If intelligence is going to underpin decision-making, coordination, and knowledge at scale, then it must be treated with the same seriousness as other forms of critical infrastructure. That means designing for observability, reproducibility, and control from the outset. It means accepting that some forms of intelligence may be impressive but unsuitable for deployment. And it means prioritising systems that can be understood and maintained, not just demonstrated.
“The choice is not between progress and caution. It is between experiments and infrastructure.”
Understanding intelligence tells us what is possible.
Engineering it responsibly determines what is acceptable.
If we get this right, intelligence can become a stabilising force. Something that augments human systems without undermining them. Something we can integrate, govern, and correct as conditions change.
If we get it wrong, the failure will not look dramatic at first. It will look like erosion. Loss of clarity. Loss of control. A gradual mismatch between what systems do and what we can meaningfully oversee.
“The real danger is not intelligence that fails loudly, but intelligence that fails quietly at scale.”
The question is no longer whether we can build intelligent systems. That question has already been answered.
The question now is whether we can build intelligence that deserves to be trusted as part of the world’s infrastructure.
That choice is already being made.
The only question is whether we make it deliberately.
Author’s Note
This article was written after spending time with the recent work of Blaise Agüera y Arcas, which I found both deeply engaging and clarifying. His exploration of intelligence as a natural, continuous phenomenon across biology, culture, and machines offers one of the most coherent descriptive frameworks available today.
You can access his recent book here >What is Intelligence? | Antikythera. I strongly recommend getting yourself a printed or audio copy.
I see this piece as complementary rather than oppositional.
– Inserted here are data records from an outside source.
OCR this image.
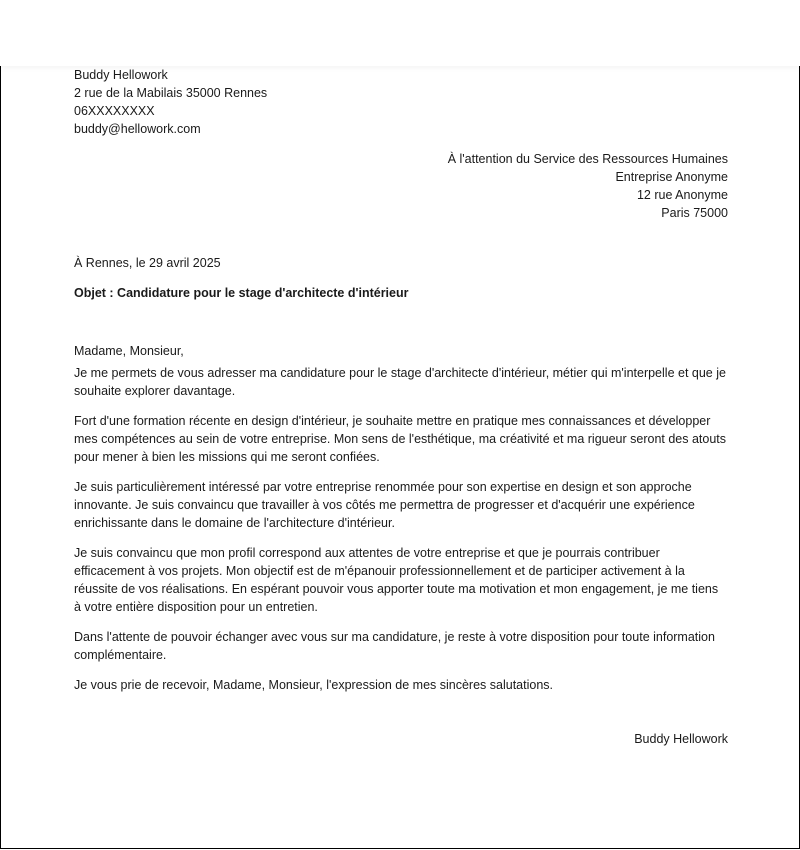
Buddy Hellowork
2 rue de la Mabilais 35000 Rennes
06XXXXXXXX
buddy@hellowork.com
À l'attention du Service des Ressources Humaines
Entreprise Anonyme
12 rue Anonyme
Paris 75000
À Rennes, le 29 avril 2025
Objet : Candidature pour le stage d'architecte d'intérieur
Madame, Monsieur,

Je me permets de vous adresser ma candidature pour le stage d'architecte d'intérieur, métier qui m'interpelle et que je souhaite explorer davantage.

Fort d'une formation récente en design d'intérieur, je souhaite mettre en pratique mes connaissances et développer mes compétences au sein de votre entreprise. Mon sens de l'esthétique, ma créativité et ma rigueur seront des atouts pour mener à bien les missions qui me seront confiées.

Je suis particulièrement intéressé par votre entreprise renommée pour son expertise en design et son approche innovante. Je suis convaincu que travailler à vos côtés me permettra de progresser et d'acquérir une expérience enrichissante dans le domaine de l'architecture d'intérieur.

Je suis convaincu que mon profil correspond aux attentes de votre entreprise et que je pourrais contribuer efficacement à vos projets. Mon objectif est de m'épanouir professionnellement et de participer activement à la réussite de vos réalisations. En espérant pouvoir vous apporter toute ma motivation et mon engagement, je me tiens à votre entière disposition pour un entretien.

Dans l'attente de pouvoir échanger avec vous sur ma candidature, je reste à votre disposition pour toute information complémentaire.

Je vous prie de recevoir, Madame, Monsieur, l'expression de mes sincères salutations.

Buddy Hellowork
Blaise asks a foundational question: what is intelligence? He approaches it by tracing intelligence across scales and systems, and by showing how learning and prediction under constraint can give rise to surprisingly general behaviour.
Here, I am focused on the question that follows once intelligence becomes something we deliberately create: how do we build intelligence that is reliable, governable, and safe to deploy as infrastructure?
Understanding intelligence is a scientific challenge.
Engineering it responsibly is an infrastructural one.
As intelligence moves from something we observe to something we manufacture, the standards we apply must change with it. Description alone is no longer enough. We need operational understanding, continuous measurement, and real control surfaces built into the systems themselves.
This article is an attempt to bridge those perspectives, and to argue that the future of intelligence depends not only on how well we understand it, but on how seriously we take the responsibility of building it.